First, let's take taxes. Initially, there was concern that surpluses would grow so large they would consume all the outstanding debt, prompting calls for tax cuts. Then, as the economy stalled, the case for fiscal stimulus made sense. (Though using both arguments to justify the same tax package was a bit of a stretch.)
The subsequent rounds of tax cuts, however, from a fiscal perspective were inexcusable. With the looming costs of the Baby Boom around the corner, we should have been using the government's excess funds to pre-fund the major retirement and health care programs. Moreover, once the budget surpluses vanished, the tax cuts merely exploded the deficit further. Republicans had their chance to reduce the size of government, but chose not to. Accordingly, neither the argument that the tax cuts were part of a plan to scale back government or increase economic efficiency holds. Either the President's tax cuts could be repealed, or a new revenue stream -- such as a progressive consumption tax or environmental and energy taxes -- could be added. But given the current budget picture, taxes will have to go up.

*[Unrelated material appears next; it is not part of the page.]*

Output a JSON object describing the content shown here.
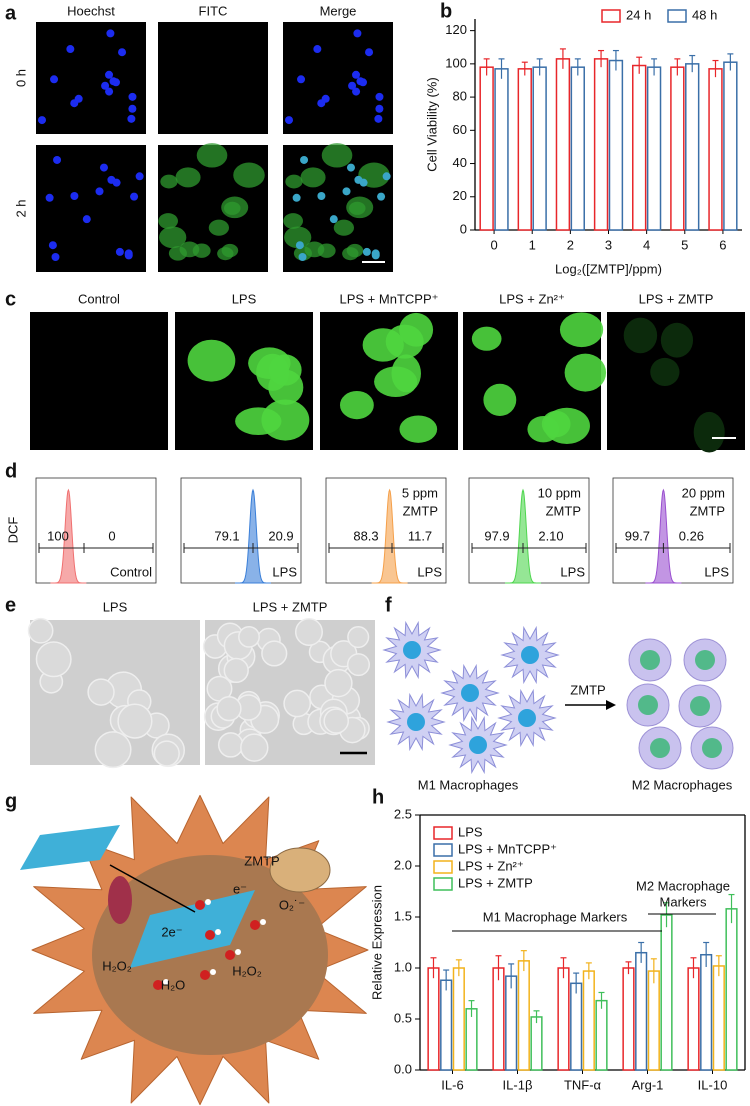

Meanwhile, Democrats must give up on the notion that entitlement programs cannot be changed, updated, or cut. We have greatly over-promised this area of the budget and have no plan for how to pay for all these promises. What did we do with Medicare, the most challenging of the problems? We expanded it by adding the prescription drug plan with virtually no regard for the tremendous long-term costs.
Entitlement programs will have to be reduced. The most sensible way to do so is to progressively scale back benefits for those who do not need them. The President's plan to reduce promised Social Security benefits for wealthier retirees, for instance, while protecting those who depend on the program, makes an awful lot of sense. Same goes for means-testing health care benefits, through reduced benefits or higher premiums for the well-off elderly. The other option of course is to employ across-the-board benefit reductions, which would do great damage to the recipients who truly depend on these programs. But surprisingly it is Democrats who tend to object to redesigning these programs in a way that would make them more progressive, fearing that it would undermine their political support. The argument that we should dole out generous middle-class benefits in order to buy political support, particularly when the cot falls squarely on the backs of workers, many of whom are less well-off, is not only excessively inefficient and costly: it is not in keeping with what progressives should stand for.
Both parties have put politics in front of principles, and this will have to change. In order to directly confront the country's major fiscal challenges, both the eras of big government conservatism and anti-progressive progressivism will have to come to an end. If we are not willing to enter into some kind of grand fiscal bargain where everything is on the table, and both parties are willing to give up something, more than likely, financial markers will end up forcing our hand.